Our working group agreed upon that the use of a corpus provides a promising approach to the modeling of ECA behaviors since it allows us to ground ECA behaviors in empirical
data. In addition, we identified some interesting new options. For instance, we
discussed to extract ECA behaviors from cartoons in order to capture implicit
knowledge from professional designers. Furthermore, a corpus might help to
compare the behavior of different ECAs by serving as a kind of reference
system. In turn, an ECA might be employed to validate corpus annotations, e.g.
by visualizing certain extracted behaviors. A comparison of the visualized and
the original behaviors might then serve as a measurement for the accuracy and
completeness of the corpus annotations.
As a common future project for ECA
researchers interested in corpora we discussed the realization of
culture-specific ECA’s based on the recording and analysis of standardized
staged or natural situations (e.g. asking for directions in different
countries).
2.
ECA’s design
parameters and aspects
WG participants: Jonathan Gratch (moderator), Arjan Egges, Anton
Eliëns, Katherine Isbister, Stacy Marsella, Ana Paiva, Thomas Rist, Paul ten
Hagen
Slides of final presentation: WG2
Summary:
How does one go about designing a human?
With the rise in recent years of virtual humans this is no longer purely
a philosophical question. Virtual humans are intelligent agents with a body,
often a human-like graphical body, that interact verbally and non-verbally with
human users on a variety of tasks and applications. Our working group
approached this question from the perspective of interactivity. Specifically, how can one design effective
interactive experiences involving a virtual human, and what constraints does
this goal place on the form and function of an embodied conversational
agent.
Our group grappled with several related questions: What ideals should designers aspire to, what
sources of theory and data will best lead to this goal and what methodologies
can inform and validate the design process? A longer article (.pdf) summarizes the output of this WG and suggests
a specific framework, borrowed from interactive media design, as a vehicle for
advancing the state of interactive experiences with virtual humans.
3.
Micro-level
evaluation of ECAs(single modalities and aspects)
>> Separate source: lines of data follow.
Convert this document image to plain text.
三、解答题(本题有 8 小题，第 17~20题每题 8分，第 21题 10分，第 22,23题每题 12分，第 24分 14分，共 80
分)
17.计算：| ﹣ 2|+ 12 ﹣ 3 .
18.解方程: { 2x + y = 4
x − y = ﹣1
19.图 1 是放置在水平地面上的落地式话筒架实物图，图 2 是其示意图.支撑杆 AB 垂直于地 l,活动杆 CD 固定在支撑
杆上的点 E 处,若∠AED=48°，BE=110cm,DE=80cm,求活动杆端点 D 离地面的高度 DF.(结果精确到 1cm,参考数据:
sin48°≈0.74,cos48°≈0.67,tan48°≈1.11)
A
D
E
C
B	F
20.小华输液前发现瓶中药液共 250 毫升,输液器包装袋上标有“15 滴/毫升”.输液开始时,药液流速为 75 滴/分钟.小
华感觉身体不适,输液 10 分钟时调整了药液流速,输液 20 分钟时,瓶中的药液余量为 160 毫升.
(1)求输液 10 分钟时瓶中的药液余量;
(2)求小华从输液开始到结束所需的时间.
WG participants: Emiel Krahmer
(moderator), Jonas Beskow, Justine Cassell, Dirk Heijlen, Andrew Marriott, Dominic Massaro, Han Noot,
Patrick Olivier, Danielle Pele
Slides of final presentation: WG3
Summary:
Embodied conversational agents (ECAs) implement all kinds of (para)linguistic and behavioral models. Typically, these are included for a particular purpose, for instance, to manage the interaction between a user human and the ECA (e.g., using gaze) or to suggest a particular emotion (e.g., by lowering the eyebrows). Micro-evaluation is a method to test whether the way these behaviors are implemented in the ECA is understood by users in the intended. Arguably, this evaluation is primary, since the added value of ECAs in applications might not be provable before being sure that the underlying models (and their implementation) are correct.
In this working group, we discussed micro-evaluation of:
(1) audio-visual speech,
(2) non-verbal behavior,
(3) natural language content,
(4) dialogue control and interaction and
(5) personality and emotion.
The micro-evaluation paradigm in these respective subfields appears to follow a general pattern. As a starting point, an ECA developer can look for models in the literature. As it turns out, many relevant models have been developed and published (in phonetics, conversational analysis, cognitive science, social psychology etc.). These models are often taken as a starting point and implemented in the ECA. Via judgment (perception) studies, it can be checked whether the ECA implementation is faithful to the model. However, these models are often incomplete from an ECA perspective, for instance because they often lack information about the timing and execution of specific behavioral aspects. If that happens to be the case, additional effort has to be undertaken to fill in the missing pieces in a particular model. This can be done, for instance, using elicitation (production) studies with human speakers. The collected data can either be used to fine-tune the model or as part of a data-driven approach to ECAs.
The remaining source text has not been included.